Revolution Girl Style Now!
Article | Magazine Spread
Target Audience: Creatives and readers engaged with feminist discourse, alternative culture, and DIY/punk visual aesthetics
Goal: To create an editorial layout that authentically reflects punk’s feminist influences while reinterpreting its visual language in a contemporary context
Page Layout • Digital Imaging • Typography
This magazine spread design interprets the article “Revolution Girl Style Now!: Punk, Feminism, and Intersectionality” by Micaeli Dym, originally published in The Georgetown Independent. The layout draws inspiration from the visual language of the Riot Grrrl and punk feminist movements, using bold collage, high-contrast textures, and an energetic palette of pink, black, and yellow.
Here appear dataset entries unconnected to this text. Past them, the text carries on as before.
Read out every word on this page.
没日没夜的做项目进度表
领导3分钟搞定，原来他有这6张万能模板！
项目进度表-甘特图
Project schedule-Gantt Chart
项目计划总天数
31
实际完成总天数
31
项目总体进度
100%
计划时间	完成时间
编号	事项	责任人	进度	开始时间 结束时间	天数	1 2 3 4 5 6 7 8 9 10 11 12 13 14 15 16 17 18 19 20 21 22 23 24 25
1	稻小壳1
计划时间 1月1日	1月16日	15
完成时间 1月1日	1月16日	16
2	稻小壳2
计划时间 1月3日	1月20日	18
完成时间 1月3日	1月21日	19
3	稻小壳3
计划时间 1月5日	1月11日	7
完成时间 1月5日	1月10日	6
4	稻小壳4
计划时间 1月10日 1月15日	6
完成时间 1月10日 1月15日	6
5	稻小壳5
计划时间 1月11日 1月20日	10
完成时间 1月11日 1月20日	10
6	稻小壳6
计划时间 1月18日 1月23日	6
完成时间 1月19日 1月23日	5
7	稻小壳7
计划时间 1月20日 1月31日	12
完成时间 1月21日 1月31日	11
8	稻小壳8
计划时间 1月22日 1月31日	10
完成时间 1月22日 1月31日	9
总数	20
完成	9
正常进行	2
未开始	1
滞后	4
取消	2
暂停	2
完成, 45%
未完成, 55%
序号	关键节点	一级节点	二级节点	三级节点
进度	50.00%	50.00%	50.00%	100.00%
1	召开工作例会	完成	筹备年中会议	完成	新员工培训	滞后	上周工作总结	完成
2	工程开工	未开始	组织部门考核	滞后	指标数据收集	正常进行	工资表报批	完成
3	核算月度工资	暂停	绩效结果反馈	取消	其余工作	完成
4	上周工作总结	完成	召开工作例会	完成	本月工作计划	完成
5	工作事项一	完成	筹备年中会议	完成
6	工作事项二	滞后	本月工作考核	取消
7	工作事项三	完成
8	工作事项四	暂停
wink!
Photographic elements were manipulated in Adobe Photoshop to create layered compositions that evoke the raw, DIY aesthetic associated with punk zines and activist media. The typography and page structure—constructed through Adobe InDesign—emphasize movement and disruption, reinforcing the article’s themes of resistance, identity, and feminist expression.
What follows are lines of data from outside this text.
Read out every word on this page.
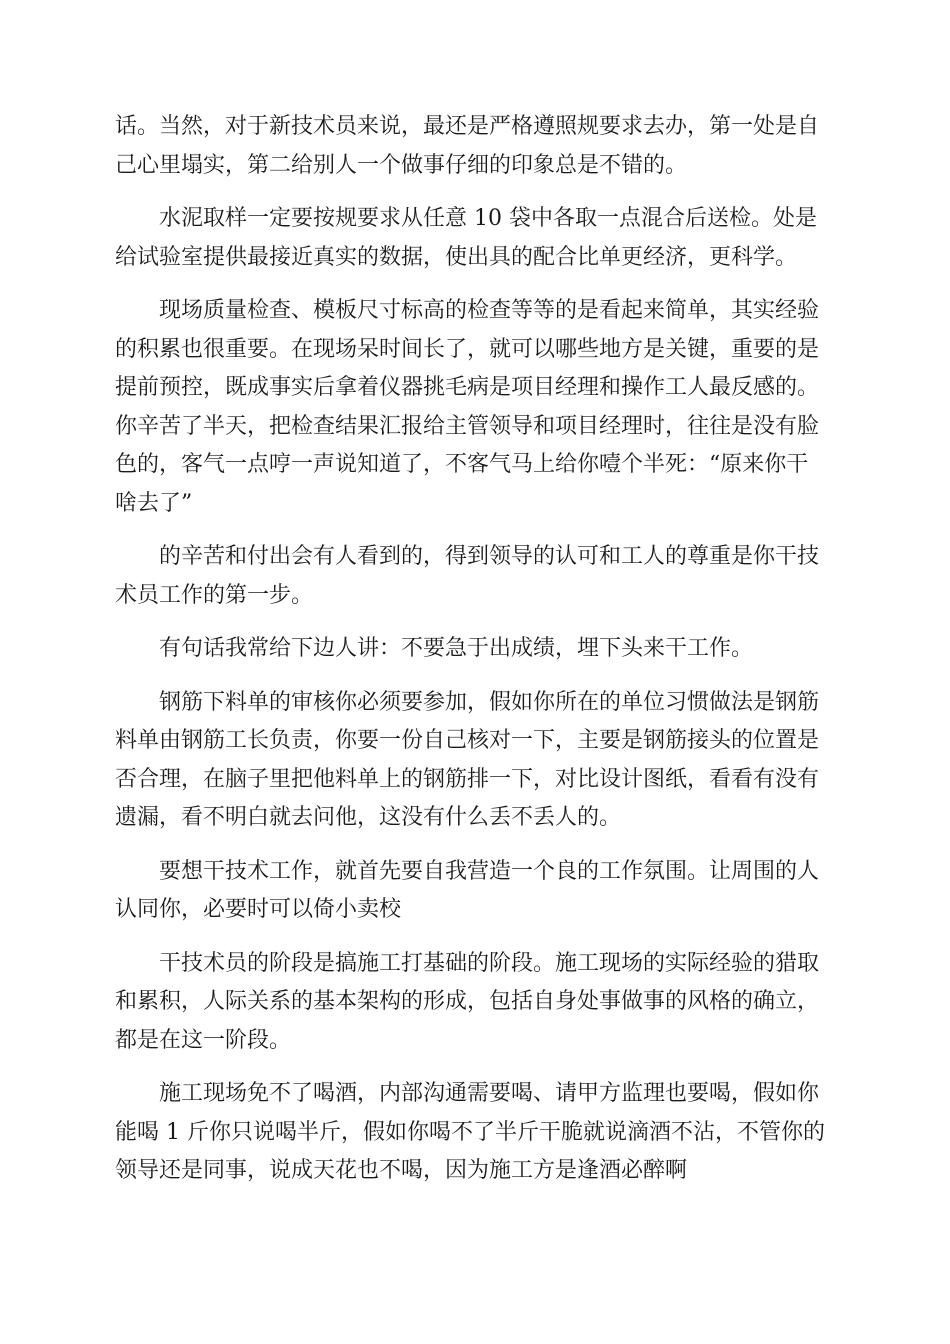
话。当然，对于新技术员来说，最还是严格遵照规要求去办，第一处是自
己心里塌实，第二给别人一个做事仔细的印象总是不错的。

水泥取样一定要按规要求从任意 10 袋中各取一点混合后送检。处是
给试验室提供最接近真实的数据，使出具的配合比单更经济，更科学。

现场质量检查、模板尺寸标高的检查等等的是看起来简单，其实经验
的积累也很重要。在现场呆时间长了，就可以哪些地方是关键，重要的是
提前预控，既成事实后拿着仪器挑毛病是项目经理和操作工人最反感的。
你辛苦了半天，把检查结果汇报给主管领导和项目经理时，往往是没有脸
色的，客气一点哼一声说知道了，不客气马上给你噎个半死：“原来你干
啥去了”

的辛苦和付出会有人看到的，得到领导的认可和工人的尊重是你干技
术员工作的第一步。

有句话我常给下边人讲：不要急于出成绩，埋下头来干工作。

钢筋下料单的审核你必须要参加，假如你所在的单位习惯做法是钢筋
料单由钢筋工长负责，你要一份自己核对一下，主要是钢筋接头的位置是
否合理，在脑子里把他料单上的钢筋排一下，对比设计图纸，看看有没有
遗漏，看不明白就去问他，这没有什么丢不丢人的。

要想干技术工作，就首先要自我营造一个良的工作氛围。让周围的人
认同你，必要时可以倚小卖校

干技术员的阶段是搞施工打基础的阶段。施工现场的实际经验的猎取
和累积，人际关系的基本架构的形成，包括自身处事做事的风格的确立，
都是在这一阶段。

施工现场免不了喝酒，内部沟通需要喝、请甲方监理也要喝，假如你
能喝 1 斤你只说喝半斤，假如你喝不了半斤干脆就说滴酒不沾，不管你的
领导还是同事，说成天花也不喝，因为施工方是逢酒必醉啊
Challenge: The primary challenge was balancing authenticity with originality—capturing the disruptive, anti-establishment energy of punk design without simply replicating existing styles. The project required translating a historically DIY and analog aesthetic into a cohesive digital layout while honoring its feminist and political undertones.
Pin Buttons
Companion Piece
Significance: To extend the editorial into a tangible format, I developed a series of button pins inspired by the spread’s visual language. Button pins have long been a staple of punk culture, functioning as wearable expressions of identity, resistance, and community—making them a natural extension of the project’s feminist and political themes.